Closed babla9 closed 2 weeks ago

babla9 commented 5 months ago

Thanks for your work and the repo!

As I understand, the inference for multimodal llm (eg llava, qwen-vl) can only be run in batch via the provided scripts here: https://github.com/modelscope/swift/blob/main/docs/source/Multi-Modal/llava最佳实践.md#微调后推理 ?

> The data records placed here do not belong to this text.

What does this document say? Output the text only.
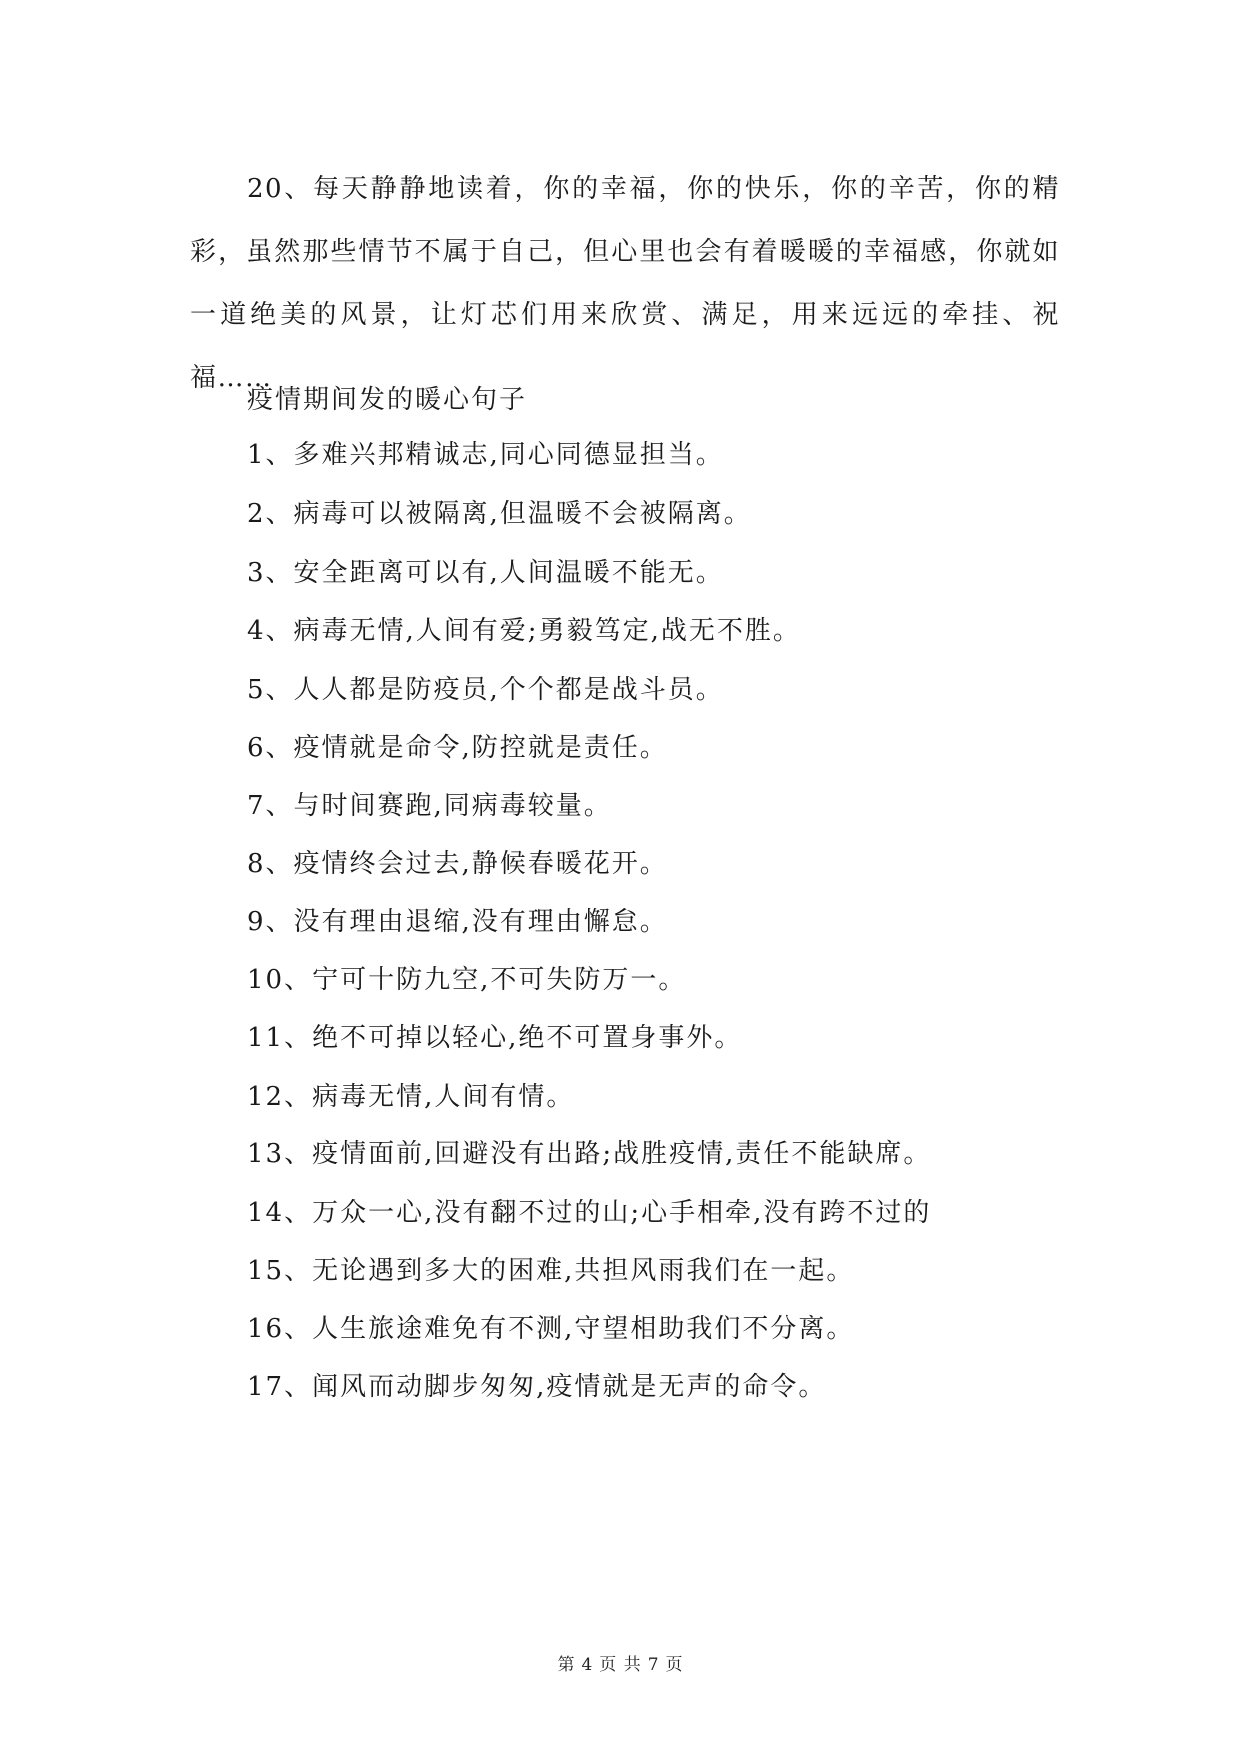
20、每天静静地读着，你的幸福，你的快乐，你的辛苦，你的精彩，虽然那些情节不属于自己，但心里也会有着暖暖的幸福感，你就如一道绝美的风景，让灯芯们用来欣赏、满足，用来远远的牵挂、祝福……

疫情期间发的暖心句子

1、多难兴邦精诚志,同心同德显担当。

2、病毒可以被隔离,但温暖不会被隔离。

3、安全距离可以有,人间温暖不能无。

4、病毒无情,人间有爱;勇毅笃定,战无不胜。

5、人人都是防疫员,个个都是战斗员。

6、疫情就是命令,防控就是责任。

7、与时间赛跑,同病毒较量。

8、疫情终会过去,静候春暖花开。

9、没有理由退缩,没有理由懈怠。

10、宁可十防九空,不可失防万一。

11、绝不可掉以轻心,绝不可置身事外。

12、病毒无情,人间有情。

13、疫情面前,回避没有出路;战胜疫情,责任不能缺席。

14、万众一心,没有翻不过的山;心手相牵,没有跨不过的

15、无论遇到多大的困难,共担风雨我们在一起。

16、人生旅途难免有不测,守望相助我们不分离。

17、闻风而动脚步匆匆,疫情就是无声的命令。

第 4 页 共 7 页
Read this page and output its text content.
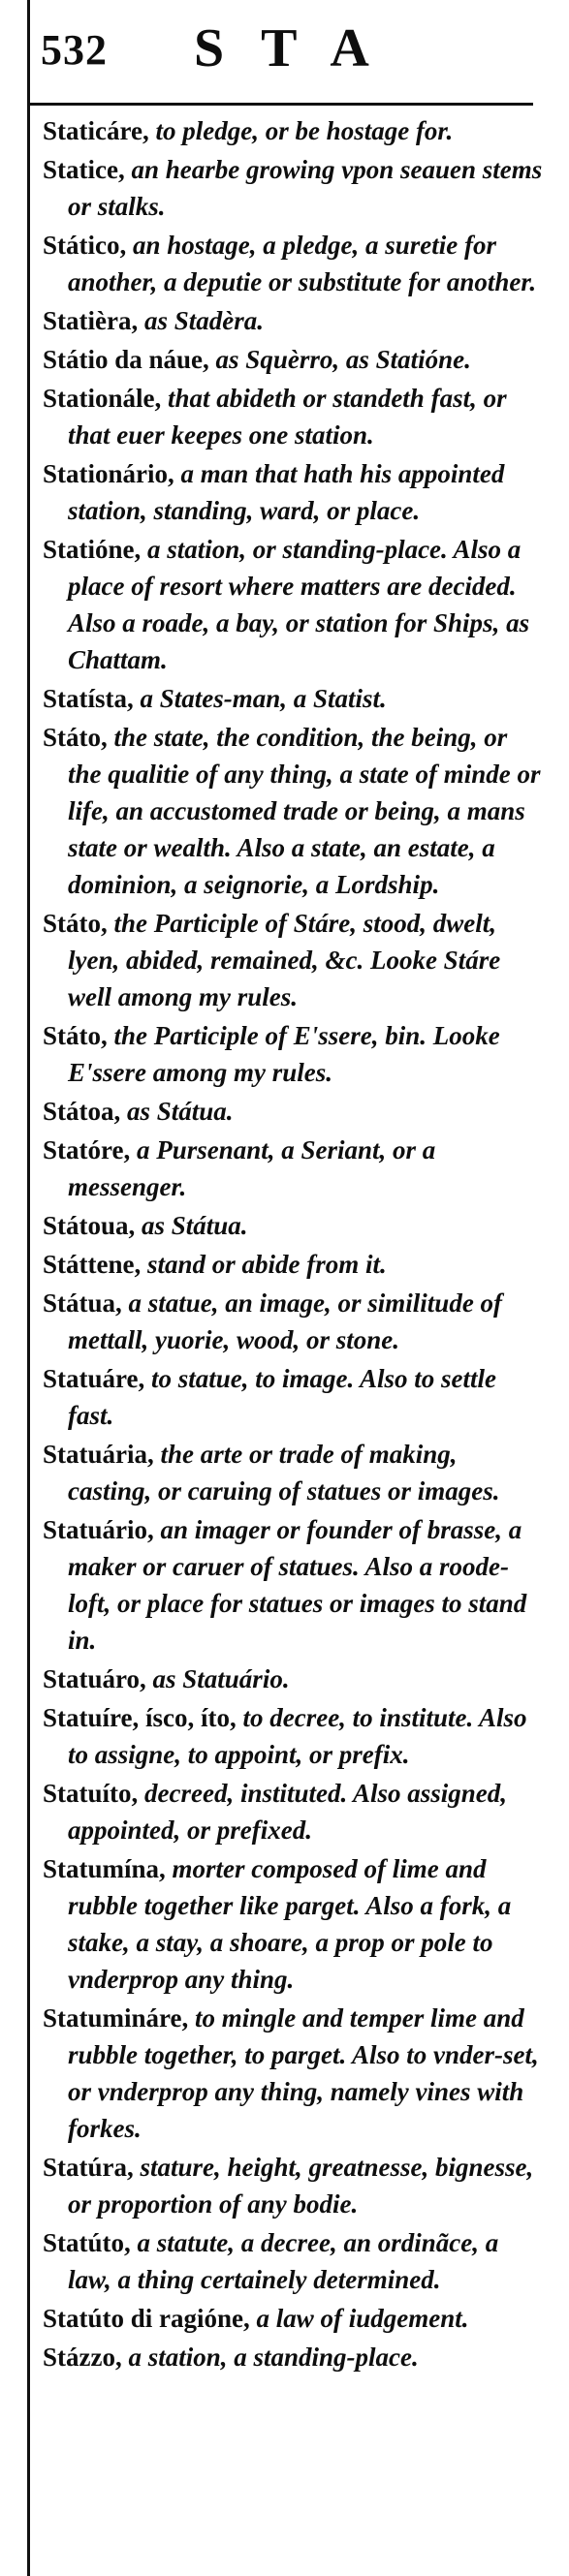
532 STA

Staticáre, to pledge, or be hostage for.

Statice, an hearbe growing vpon seauen stems or stalks.

Stático, an hostage, a pledge, a suretie for another, a deputie or substitute for another.

Statièra, as Stadèra.

Státio da náue, as Squèrro, as Statióne.

Stationále, that abideth or standeth fast, or that euer keepes one station.

Stationário, a man that hath his appointed station, standing, ward, or place.

Statióne, a station, or standing-place. Also a place of resort where matters are decided. Also a roade, a bay, or station for Ships, as Chattam.

Statísta, a States-man, a Statist.

Státo, the state, the condition, the being, or the qualitie of any thing, a state of minde or life, an accustomed trade or being, a mans state or wealth. Also a state, an estate, a dominion, a seignorie, a Lordship.

Státo, the Participle of Stáre, stood, dwelt, lyen, abided, remained, &c. Looke Stáre well among my rules.

Státo, the Participle of E'ssere, bin. Looke E'ssere among my rules.

Státoa, as Státua.

Statóre, a Pursenant, a Seriant, or a messenger.

Státoua, as Státua.

Státtene, stand or abide from it.

Státua, a statue, an image, or similitude of mettall, yuorie, wood, or stone.

Statuáre, to statue, to image. Also to settle fast.

Statuária, the arte or trade of making, casting, or caruing of statues or images.

Statuário, an imager or founder of brasse, a maker or caruer of statues. Also a roode-loft, or place for statues or images to stand in.

Statuáro, as Statuário.

Statuíre, ísco, íto, to decree, to institute. Also to assigne, to appoint, or prefix.

Statuíto, decreed, instituted. Also assigned, appointed, or prefixed.

Statumína, morter composed of lime and rubble together like parget. Also a fork, a stake, a stay, a shoare, a prop or pole to vnderprop any thing.

Statumináre, to mingle and temper lime and rubble together, to parget. Also to vnder-set, or vnderprop any thing, namely vines with forkes.

Statúra, stature, height, greatnesse, bignesse, or proportion of any bodie.

Statúto, a statute, a decree, an ordinãce, a law, a thing certainely determined.

Statúto di ragióne, a law of iudgement.

Stázzo, a station, a standing-place.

Any suggestions on how I can serve these models for live inference (eg exposing the service via port)?

Jintao-Huang commented 5 months ago

You can refer to this document and single-sample inference in llava's best practice https://github.com/modelscope/swift/blob/main/docs/source/LLM/LLM%E5%BE%AE%E8%B0%83%E6%96%87%E6%A1%A3.md#%E5%BE%AE%E8%B0%83%E5%90%8E%E6%A8%A1%E5%9E%8B

Jintao-Huang commented 5 months ago

Additionally, model = Swift.from_pretrained(model, ckpt_dir, inference_mode=True) needs to be added.

babla9 commented 5 months ago

Thanks for the response! This single-sample inference has a long startup time, correct? How would I be able to serve this for use with a web-ui or service that's serving 100s of queries? Where total latency <5seconds?